In the early 1990’s, doctors were introduced to the vascular-specific 585-nm pulsed dye laser (PDL). Treatment with PDL was targeted on hemoglobin. The topmost layers of the skin were unaffected by the laser. Only the hemoglobin in the blood underneath them was heated. Pulsing the laser kept skin above blood vessels from charring. This technique proved to be very effective for removing port-wine and purple skin discoloration, and also acne scars.

The third type of laser treatment, carbon dioxide laser ablation, could be used to remove overgrowth of skin tissue lying on top of scars.

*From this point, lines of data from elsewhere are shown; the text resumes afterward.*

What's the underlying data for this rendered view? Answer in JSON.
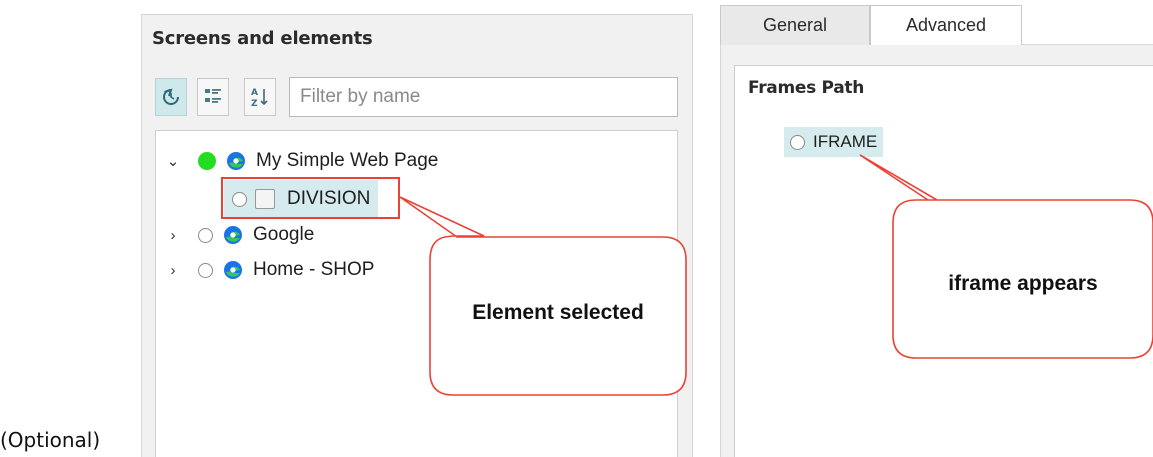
{
  "left_panel": {
    "title": "Screens and elements",
    "toolbar": {
      "refresh_icon": "refresh-icon",
      "group_icon": "group-by-icon",
      "sort_icon": "sort-az-icon"
    },
    "filter": {
      "placeholder": "Filter by name",
      "value": ""
    },
    "tree": [
      {
        "label": "My Simple Web Page",
        "expanded": true,
        "status": "active",
        "icon": "edge-browser-icon"
      },
      {
        "label": "DIVISION",
        "child": true,
        "selected": true,
        "icon": "checkbox-icon"
      },
      {
        "label": "Google",
        "expanded": false,
        "icon": "edge-browser-icon"
      },
      {
        "label": "Home - SHOP",
        "expanded": false,
        "icon": "edge-browser-icon"
      }
    ]
  },
  "right_panel": {
    "tabs": [
      {
        "label": "General",
        "active": false
      },
      {
        "label": "Advanced",
        "active": true
      }
    ],
    "frames_path": {
      "title": "Frames Path",
      "items": [
        {
          "label": "IFRAME"
        }
      ]
    }
  },
  "callouts": {
    "left": "Element selected",
    "right": "iframe appears"
  },
  "footer": {
    "optional_label": "(Optional)"
  },
  "colors": {
    "active_status": "#22dd22",
    "selection_bg": "#d5ebee",
    "callout_border": "#ea4335",
    "edge_blue": "#1a73e8",
    "edge_green": "#34c759"
  }
}
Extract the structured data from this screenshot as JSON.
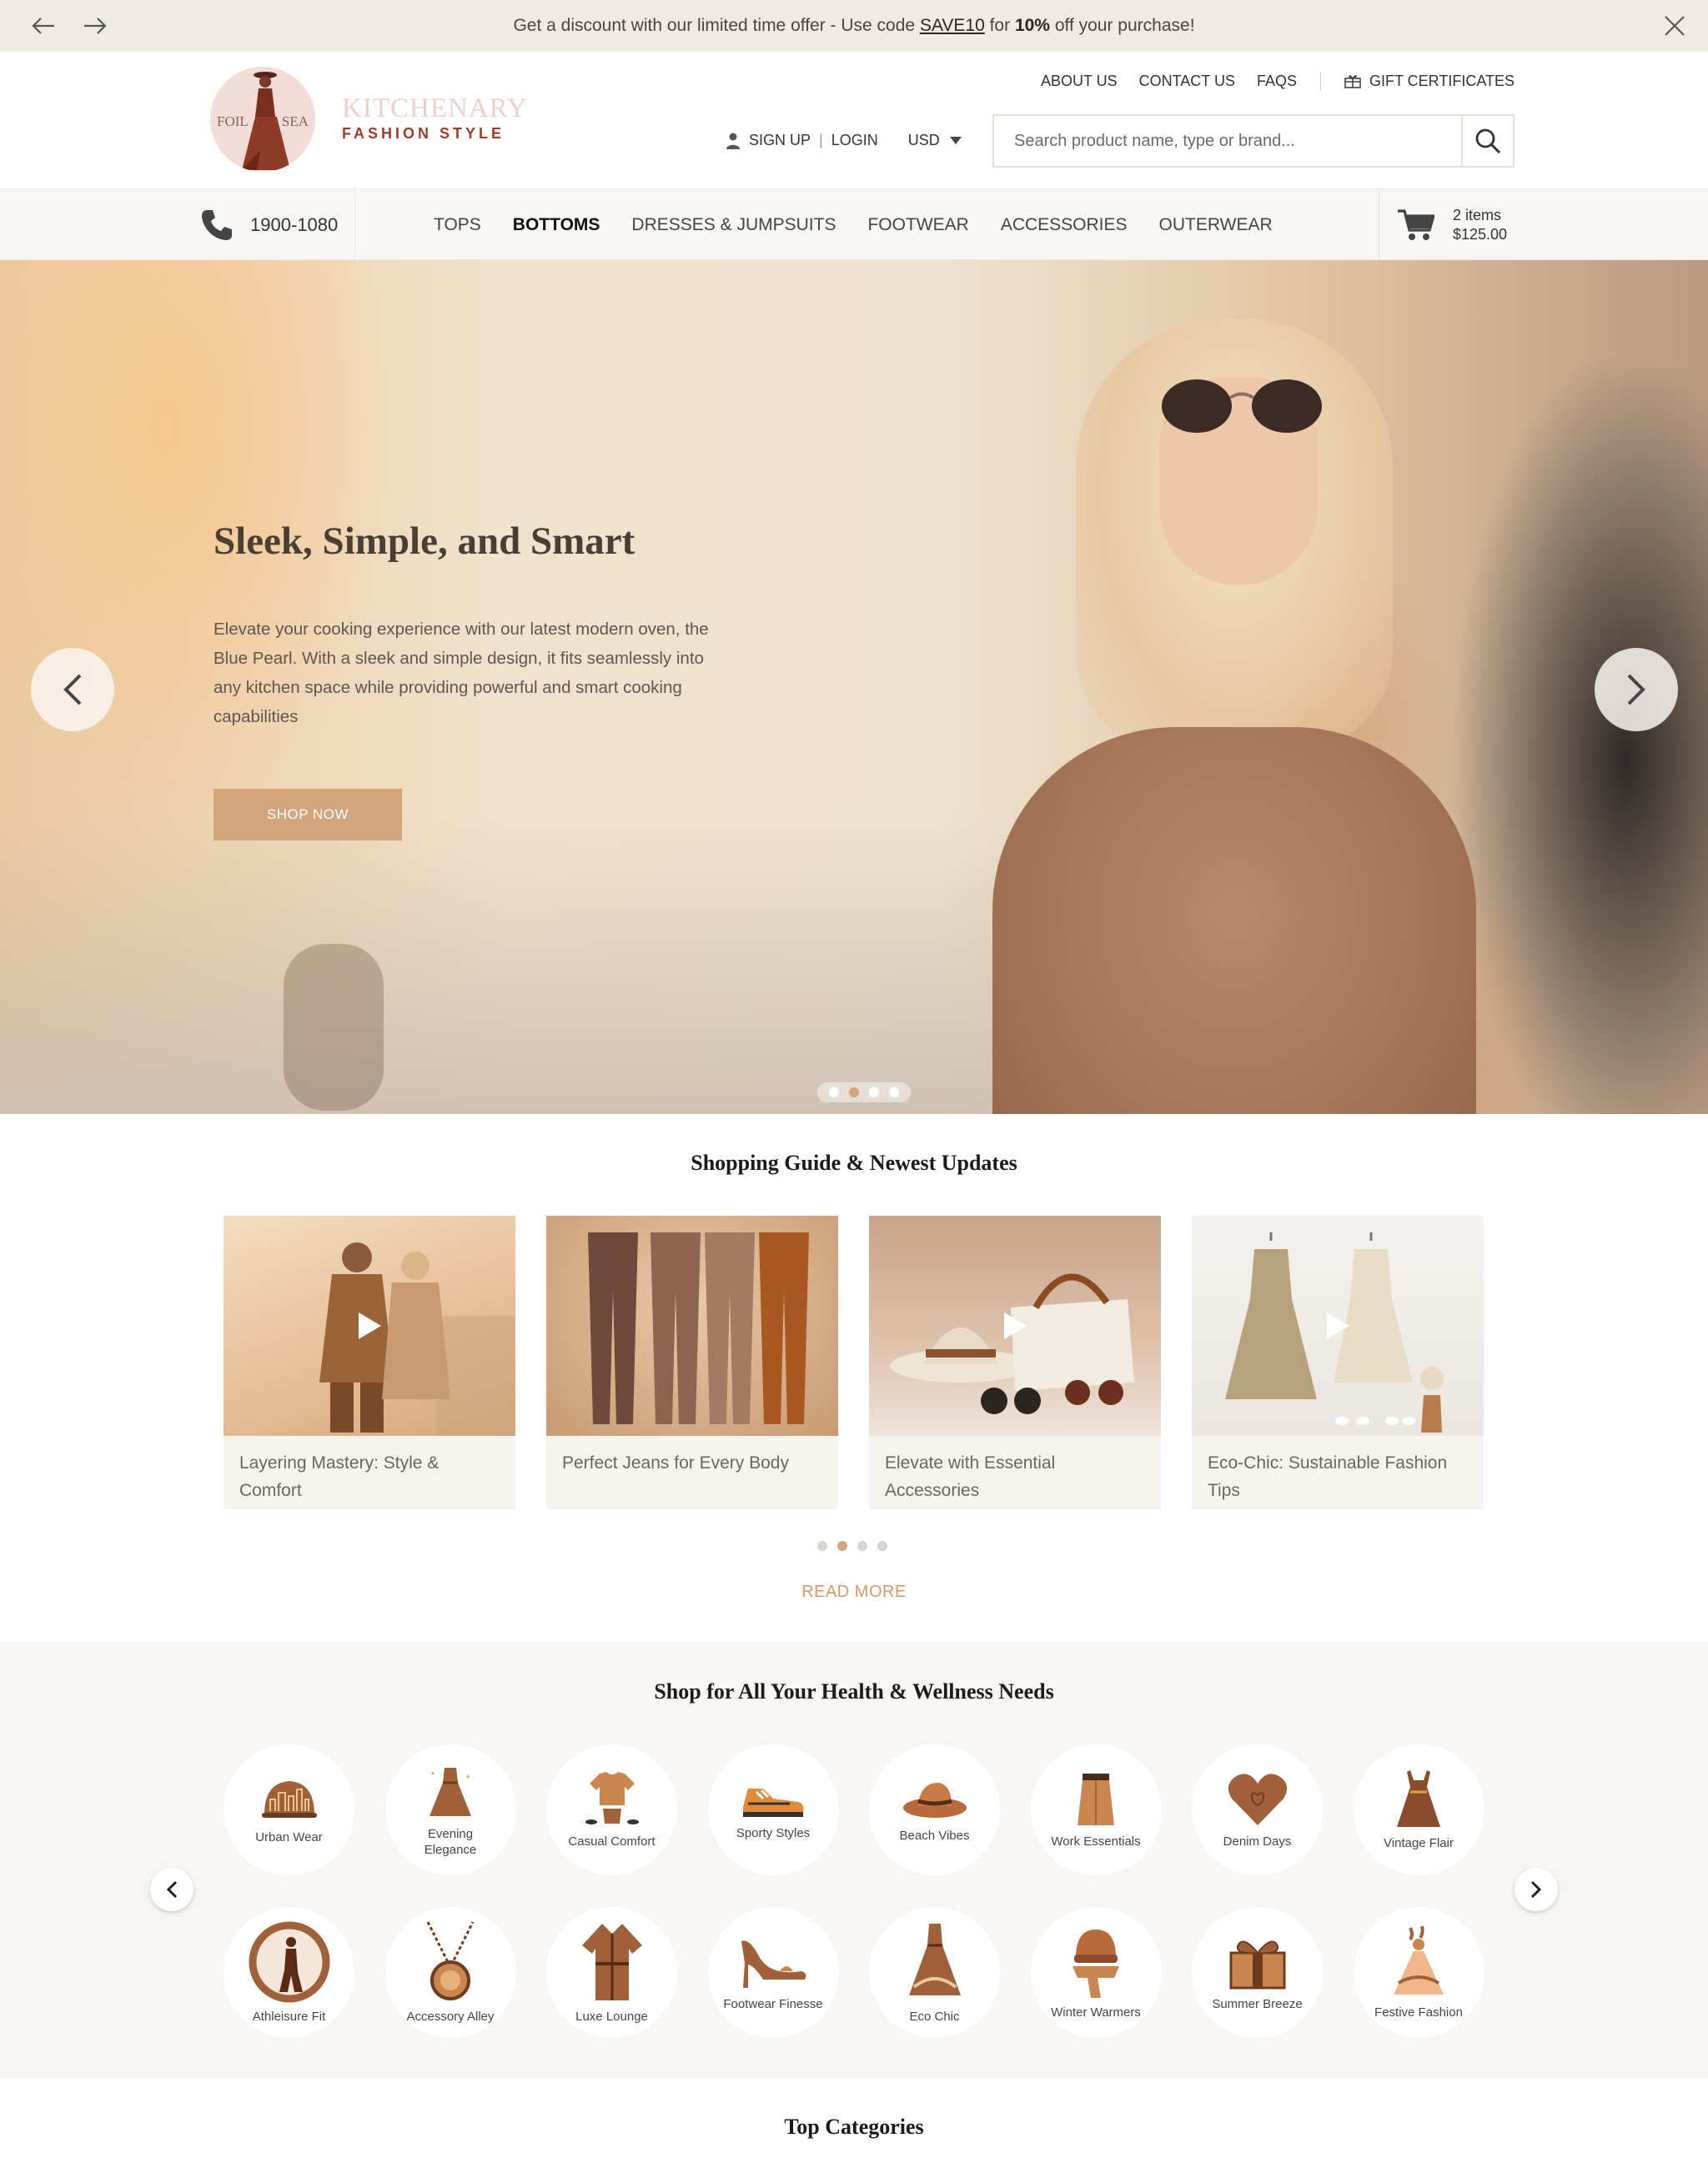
{
  "promo": {
    "text_before": "Get a discount with our limited time offer - Use code ",
    "code": "SAVE10",
    "text_for": " for ",
    "percent": "10%",
    "text_after": " off your purchase!"
  },
  "brand": {
    "logo_left": "FOIL",
    "logo_right": "SEA",
    "name": "KITCHENARY",
    "tagline": "FASHION STYLE"
  },
  "top_links": {
    "about": "ABOUT US",
    "contact": "CONTACT US",
    "faqs": "FAQS",
    "gift": "GIFT CERTIFICATES"
  },
  "account": {
    "sign_up": "SIGN UP",
    "separator": "|",
    "login": "LOGIN",
    "currency": "USD"
  },
  "search": {
    "placeholder": "Search product name, type or brand..."
  },
  "nav": {
    "phone": "1900-1080",
    "items": [
      "TOPS",
      "BOTTOMS",
      "DRESSES & JUMPSUITS",
      "FOOTWEAR",
      "ACCESSORIES",
      "OUTERWEAR"
    ],
    "active": "BOTTOMS"
  },
  "cart": {
    "items": "2 items",
    "total": "$125.00"
  },
  "hero": {
    "title": "Sleek, Simple, and Smart",
    "description": "Elevate your cooking experience with our latest modern oven, the Blue Pearl. With a sleek and simple design, it fits seamlessly into any kitchen space while providing powerful and smart cooking capabilities",
    "cta": "SHOP NOW",
    "slide_count": 4,
    "active_slide": 2
  },
  "guide": {
    "title": "Shopping Guide & Newest Updates",
    "cards": [
      {
        "title": "Layering Mastery: Style & Comfort"
      },
      {
        "title": "Perfect Jeans for Every Body"
      },
      {
        "title": "Elevate with Essential Accessories"
      },
      {
        "title": "Eco-Chic: Sustainable Fashion Tips"
      }
    ],
    "page_count": 4,
    "active_page": 2,
    "read_more": "READ MORE"
  },
  "wellness": {
    "title": "Shop for All Your Health & Wellness Needs",
    "categories": [
      {
        "label": "Urban Wear",
        "icon": "hat-city-icon"
      },
      {
        "label": "Evening Elegance",
        "icon": "evening-dress-icon"
      },
      {
        "label": "Casual Comfort",
        "icon": "tshirt-outfit-icon"
      },
      {
        "label": "Sporty Styles",
        "icon": "sneaker-icon"
      },
      {
        "label": "Beach Vibes",
        "icon": "sun-hat-icon"
      },
      {
        "label": "Work Essentials",
        "icon": "skirt-icon"
      },
      {
        "label": "Denim Days",
        "icon": "heart-icon"
      },
      {
        "label": "Vintage Flair",
        "icon": "vintage-dress-icon"
      },
      {
        "label": "Athleisure Fit",
        "icon": "athlete-circle-icon"
      },
      {
        "label": "Accessory Alley",
        "icon": "pendant-necklace-icon"
      },
      {
        "label": "Luxe Lounge",
        "icon": "robe-icon"
      },
      {
        "label": "Footwear Finesse",
        "icon": "high-heel-icon"
      },
      {
        "label": "Eco Chic",
        "icon": "eco-dress-icon"
      },
      {
        "label": "Winter Warmers",
        "icon": "beanie-scarf-icon"
      },
      {
        "label": "Summer Breeze",
        "icon": "gift-box-icon"
      },
      {
        "label": "Festive Fashion",
        "icon": "festive-figure-icon"
      }
    ]
  },
  "top_categories": {
    "title": "Top Categories"
  },
  "colors": {
    "accent": "#d4a57b",
    "read_more": "#d19a66",
    "promo_bg": "#efeae3",
    "brand_red": "#9e3b2a",
    "icon_brown": "#a0613a"
  }
}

Doctors discovered that the key to getting lasting results from laser therapy was to make sure the immune system did not send white blood cells to “eat” dead skin tissue. Accumulations of the clean-up cells known as macrophages could cause scars to form all over again. Laser treatments were followed by treatment with steroid creams to prevent swelling and malformation of new skin.

The Pluses and Minuses of Acne Laser Treatments

The tremendous advantage of acne laser treatments over earlier techniques of scar removal was that it was bloodless. Dermabrasion involved mechanically stripping off just the top 25 layers of skin cells down to the “quick,” where blood vessels were found. Regenerative skin cells underneath this layer could then rise to fill in the scar as they replaced the skin.

Dermabrasion left a bloody wound that could easily be infected. Laser treatment, however, worked from the inside out without bleeding and with much lower risk of infection.

The downside of laser treatments for acne has always been that one treatment is never enough to remove a scar. And certain skin types just do not respond very well to laser treatment.

The darker the skin, the more melanin there is to absorb some of the light energy intended for hemoglobin. Skin above the level of the capillaries serving the skin can char and leave an open wound. When the skin grows back, it may be lighter than surrounding skin. The darker the skin, the greater the problem with loss of pigmentation after treatment.

Another problem in laser treatment of black and dark brown skin is that darker skin tends to form tough scars known as keloids. These disfigurements require more treatment than ordinary acne scars, running greater risk of damage to the skin. About 1 in 6 people with black skin and acne will develop keloids that cannot be treated with laser, compared to about in in 20 people with white or Asian skin and acne.

Should You Have Laser Treatment for Acne?

Even if you have fair skin, there are reasons you may not want to have laser acne treatment.

Laser treatment for acne is expensive, and not typically not covered by insurance. Each session may cost up to US $1000 and as many as 10 sessions may be needed. Raised acne scars eventually smooth themselves out, although this may take several years. If you have used Retin-A, Renova, or tretinoin topical, your skin may be thin underneath indented acne scars. It’s important to wait at least six months after using any of these products before having laser acne procedures. Contact dermatitis, eczema, and psoriasis are worsened by laser treatments. Also, as mentioned at the beginning of this article, laser treatments are very precise. There may be a noticeable difference between treated and untreated areas of skin, almost as if a line had been drawn across your face. Laser treatment is not the final answer for acne. It is possible that if you express the expectation that laser treatment will remove 100% of your acne, chances are that your dermatologist will reject you as a patient for this procedure because of unrealistic expectations. Laser acne treatments improve the skin, but they never perfect it.